L'ONG Proud Lebanon (Liban fier) organisait dimanche un colloque dans un hôtel de Beyrouth appelant à lutter contre la discrimination à l'égard de la communauté LGBT (lesbiennes, gais, bisexuels et transsexuels), avec la participation de journalistes, d'artistes et de médecins.

«Mais l'association des oulémas (théologiens) musulmans a menacé d'organiser des manifestations devant l'hôtel, qui a finalement annulé l'évènement», a affirmé lundi à l'AFP Bertho Makso, directeur de Proud Lebanon, créée en 2014.

Dimanche, les oulémas ont diffusé un communiqué sur leur page Facebook sous le titre «le dernier avertissement», appelant le ministère de l'Intérieur à «interdire» le colloque qui était selon eux un «crime contre la vertu».

«Si les autorités n'assument pas leur rôle, elles devront faire face aux conséquences de la mobilisation de tous ceux qui se soucient de la vertu et de l'honneur (...) pour interdire ce colloque», a prévenu le communiqué.

D'après M. Makso, l'hôtel a eu peur pour sa sécurité.

«Il s'agissait de vraies menaces. Nous avons alors pensé organiser l'évènement dans un endroit public, mais qui pouvait garantir la sécurité des participants?», a-t-il demandé.

Les oulémas se sont félicités sur Facebook de l'annulation de l'évènement.

Le colloque, organisé avant la Journée internationale contre l'homophobie et la transphobie (IDAHO) célébrée le 17 mai, prévoyait la diffusion d'un documentaire sur des LGBT ayant souffert de discriminations au Liban.

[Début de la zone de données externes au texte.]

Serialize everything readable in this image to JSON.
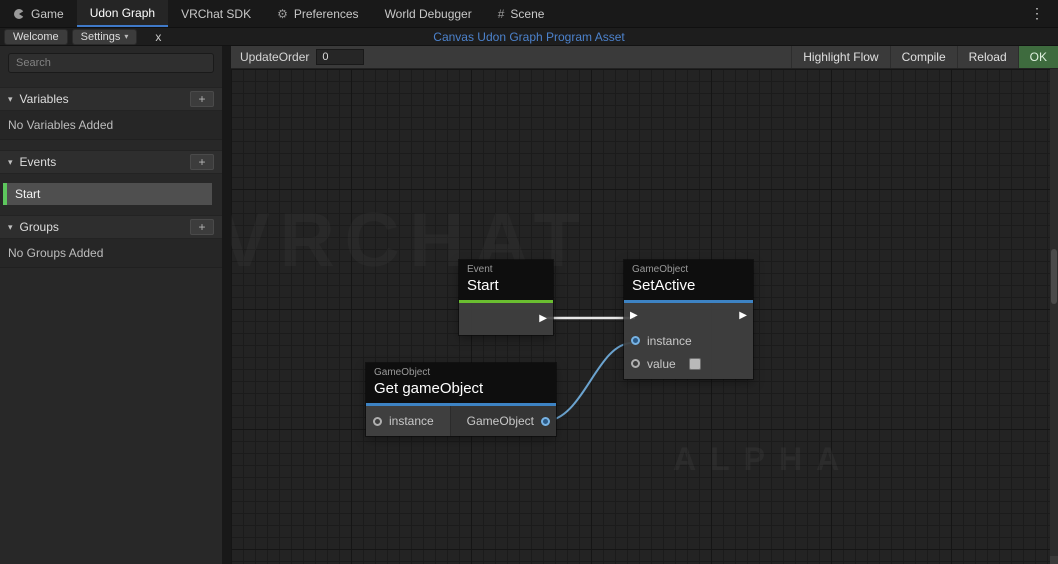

La conférence devait être axée sur l'importance du soutien des familles à leurs enfants LGBT.

C'est la deuxième année de suite qu'un tel évènement organisé par Proud Lebanon est annulé.

En 2016, cette fois-ci sous la pression des autorités religieuses chrétiennes, un évènement qui devait réunir artistes et journalistes n'a pas eu lieu.

Si le Liban est considéré plus «tolérant» à l'égard de l'homosexualité en comparaison à d'autres pays arabes, la police mène régulièrement des descentes dans les boîtes de nuit et autres lieux fréquentés par les homosexuels. En outre, les homosexuels font souvent l'objet de quolibets, en société comme dans des émissions télévisées.

Les militants LGBT appellent à la suppression de l'article de loi 534 du Code pénal libanais, selon lequel les relations sexuelles «contre nature» sont illégales, avec une peine allant jusqu'à un an de prison.